1. Searching for value
The effects of inflation have caused more consumers to search for value, causing many to switch to discount retailers and own-brand products, which are typically perceived as offering value. Some of the comparative sales increases over Christmas were due to rising prices and thus while spending is up in total, the number of items bought is not.
2. Shop local
The impact of the pandemic, combined with recent transport and postal service strikes have caused a switch to local spending. When pandemic restrictions were in effect, people explored their local areas and used local and independent retailers, something that has continued with working from home. Difficulties accessing some larger towns and cities by public transport and uncertainty over postal deliveries due to strikes has increased the importance of shopping local.

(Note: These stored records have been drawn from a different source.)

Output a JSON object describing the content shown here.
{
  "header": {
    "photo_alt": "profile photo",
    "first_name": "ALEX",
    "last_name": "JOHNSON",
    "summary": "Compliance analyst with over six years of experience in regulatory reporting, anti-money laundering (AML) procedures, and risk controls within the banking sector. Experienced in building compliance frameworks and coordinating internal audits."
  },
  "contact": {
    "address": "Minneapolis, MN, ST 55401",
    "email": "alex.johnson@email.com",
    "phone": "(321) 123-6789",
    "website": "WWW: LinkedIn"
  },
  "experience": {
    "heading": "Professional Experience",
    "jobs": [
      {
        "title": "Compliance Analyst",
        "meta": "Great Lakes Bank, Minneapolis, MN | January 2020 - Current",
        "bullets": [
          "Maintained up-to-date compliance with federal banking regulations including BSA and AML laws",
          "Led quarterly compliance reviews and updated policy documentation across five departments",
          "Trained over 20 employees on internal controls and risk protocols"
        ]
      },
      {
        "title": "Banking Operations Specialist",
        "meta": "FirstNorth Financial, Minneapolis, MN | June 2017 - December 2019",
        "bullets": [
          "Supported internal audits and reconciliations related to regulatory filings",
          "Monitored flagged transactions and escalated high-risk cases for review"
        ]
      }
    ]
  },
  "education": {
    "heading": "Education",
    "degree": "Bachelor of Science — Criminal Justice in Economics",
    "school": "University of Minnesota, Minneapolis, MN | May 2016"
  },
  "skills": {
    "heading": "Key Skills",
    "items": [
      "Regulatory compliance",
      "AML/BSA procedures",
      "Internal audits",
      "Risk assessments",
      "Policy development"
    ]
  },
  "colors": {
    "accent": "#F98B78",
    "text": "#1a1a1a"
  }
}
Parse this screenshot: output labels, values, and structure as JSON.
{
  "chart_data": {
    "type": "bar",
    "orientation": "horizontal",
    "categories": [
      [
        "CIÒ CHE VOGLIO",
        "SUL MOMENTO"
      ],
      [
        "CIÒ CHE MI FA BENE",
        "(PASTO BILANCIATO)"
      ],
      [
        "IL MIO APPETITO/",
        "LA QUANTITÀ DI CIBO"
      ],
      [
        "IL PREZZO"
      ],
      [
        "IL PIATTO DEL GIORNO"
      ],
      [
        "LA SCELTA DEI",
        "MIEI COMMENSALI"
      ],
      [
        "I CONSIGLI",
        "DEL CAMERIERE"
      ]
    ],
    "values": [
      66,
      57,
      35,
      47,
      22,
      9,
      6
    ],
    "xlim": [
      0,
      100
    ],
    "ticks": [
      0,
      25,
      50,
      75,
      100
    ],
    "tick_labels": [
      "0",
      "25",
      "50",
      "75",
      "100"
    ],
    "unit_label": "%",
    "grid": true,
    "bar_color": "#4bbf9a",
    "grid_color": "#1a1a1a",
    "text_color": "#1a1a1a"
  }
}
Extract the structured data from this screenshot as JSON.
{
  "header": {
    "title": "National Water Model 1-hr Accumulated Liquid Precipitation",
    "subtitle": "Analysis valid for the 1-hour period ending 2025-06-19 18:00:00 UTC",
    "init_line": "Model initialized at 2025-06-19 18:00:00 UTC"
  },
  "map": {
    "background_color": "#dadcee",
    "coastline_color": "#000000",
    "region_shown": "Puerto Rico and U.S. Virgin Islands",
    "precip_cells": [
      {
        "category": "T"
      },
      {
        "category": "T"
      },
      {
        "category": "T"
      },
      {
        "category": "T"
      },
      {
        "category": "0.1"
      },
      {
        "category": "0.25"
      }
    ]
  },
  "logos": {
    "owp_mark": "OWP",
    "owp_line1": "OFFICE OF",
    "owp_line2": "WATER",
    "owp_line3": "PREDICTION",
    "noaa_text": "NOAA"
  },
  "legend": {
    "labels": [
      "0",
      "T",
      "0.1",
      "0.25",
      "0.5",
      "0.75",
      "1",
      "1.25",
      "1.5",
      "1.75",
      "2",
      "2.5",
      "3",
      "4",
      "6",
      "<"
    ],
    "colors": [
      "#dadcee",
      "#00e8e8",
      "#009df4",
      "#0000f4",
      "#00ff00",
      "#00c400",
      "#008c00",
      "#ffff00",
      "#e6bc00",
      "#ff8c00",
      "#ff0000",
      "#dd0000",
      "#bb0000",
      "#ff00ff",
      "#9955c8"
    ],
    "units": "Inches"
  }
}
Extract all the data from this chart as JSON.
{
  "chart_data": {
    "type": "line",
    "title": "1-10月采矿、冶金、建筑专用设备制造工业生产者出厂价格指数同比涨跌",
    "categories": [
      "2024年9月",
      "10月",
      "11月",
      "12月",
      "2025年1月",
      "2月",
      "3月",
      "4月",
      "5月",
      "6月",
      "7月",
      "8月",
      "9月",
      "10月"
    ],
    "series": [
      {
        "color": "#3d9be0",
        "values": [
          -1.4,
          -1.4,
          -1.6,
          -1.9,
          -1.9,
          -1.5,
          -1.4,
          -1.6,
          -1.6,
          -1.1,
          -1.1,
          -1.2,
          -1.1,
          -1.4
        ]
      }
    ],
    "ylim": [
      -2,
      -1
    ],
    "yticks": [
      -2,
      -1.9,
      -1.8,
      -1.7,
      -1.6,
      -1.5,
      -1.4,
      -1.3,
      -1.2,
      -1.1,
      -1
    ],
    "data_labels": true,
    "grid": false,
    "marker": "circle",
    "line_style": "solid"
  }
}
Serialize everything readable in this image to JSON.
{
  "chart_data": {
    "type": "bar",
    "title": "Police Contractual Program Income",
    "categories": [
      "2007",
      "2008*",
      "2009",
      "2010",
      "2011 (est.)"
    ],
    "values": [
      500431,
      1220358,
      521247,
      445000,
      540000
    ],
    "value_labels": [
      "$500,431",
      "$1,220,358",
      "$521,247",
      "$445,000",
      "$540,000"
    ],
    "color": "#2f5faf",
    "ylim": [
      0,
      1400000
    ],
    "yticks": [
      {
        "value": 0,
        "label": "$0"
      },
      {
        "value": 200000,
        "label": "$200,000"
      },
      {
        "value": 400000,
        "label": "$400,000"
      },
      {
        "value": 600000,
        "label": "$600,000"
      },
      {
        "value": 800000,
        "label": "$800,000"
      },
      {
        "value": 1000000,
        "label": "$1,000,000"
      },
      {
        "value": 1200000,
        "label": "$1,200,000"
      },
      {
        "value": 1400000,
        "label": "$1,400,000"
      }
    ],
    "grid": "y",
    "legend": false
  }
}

Figures for December show the highest footfall since the pandemic, with a notable bounce on high streets. Online retailing may have had a weaker Christmas boost than previous years because consumers wanted to visit stores, were uncertain about delivery and wanted to shop around for the best bargains.
3. Buying with credit
There is some evidence that people used credit cards and savings to ensure a good Christmas. The slowdown in the housing market, and the desire to reward ourselves during the first Christmas without pandemic restrictions for three years, combined to encourage those who could to make the effort to spend.
With all this changing consumer behaviour, well-run retail businesses that manage their product offerings, supply chains and stock levels to hit the above “sweet spots” for consumer demand did well during Christmas 2022. Those who were less effective or perceived to be less consumer focused, suffered.
But there is also a clear and growing disparity among consumers. There is no doubt that, for many, last Christmas was a good one. But at the same time record numbers of people are in food and fuel poverty, and large numbers are really struggling to cover basics, with consequent effects on health and wellbeing.
A uneven ride ahead
And so, while more positive than expected figures many retailers should be welcomed, they probably mask future problems. Even in its upbeat Christmas results, Next pointed to possible price rises in the coming months and concerns about affordability, as has M&S previously. Sainsbury’s, Greggs and Tesco are among retailers that have recently increased shopfloor wage rates, reflecting a tight labour market but also reacting to the cost of living struggles of their staff.
Among these economic headwinds, however, there are indications that inflation should decline in 2023 and that energy prices may not rise as fast as predicted, or could even fall. The UK may also see an end to recent interest rate rises during this year.
In January 2022, the economy looked fairly stable, but got worse very quickly. Now in January 2023 the hope is that things will improve faster than anticipated. Any gains will be hard won. As the economy continues to adjust to the effects of COVID and Brexit, while also absorbing the cost of living crisis, further change in 2023 will not be spread evenly across all retailers, nor all shoppers.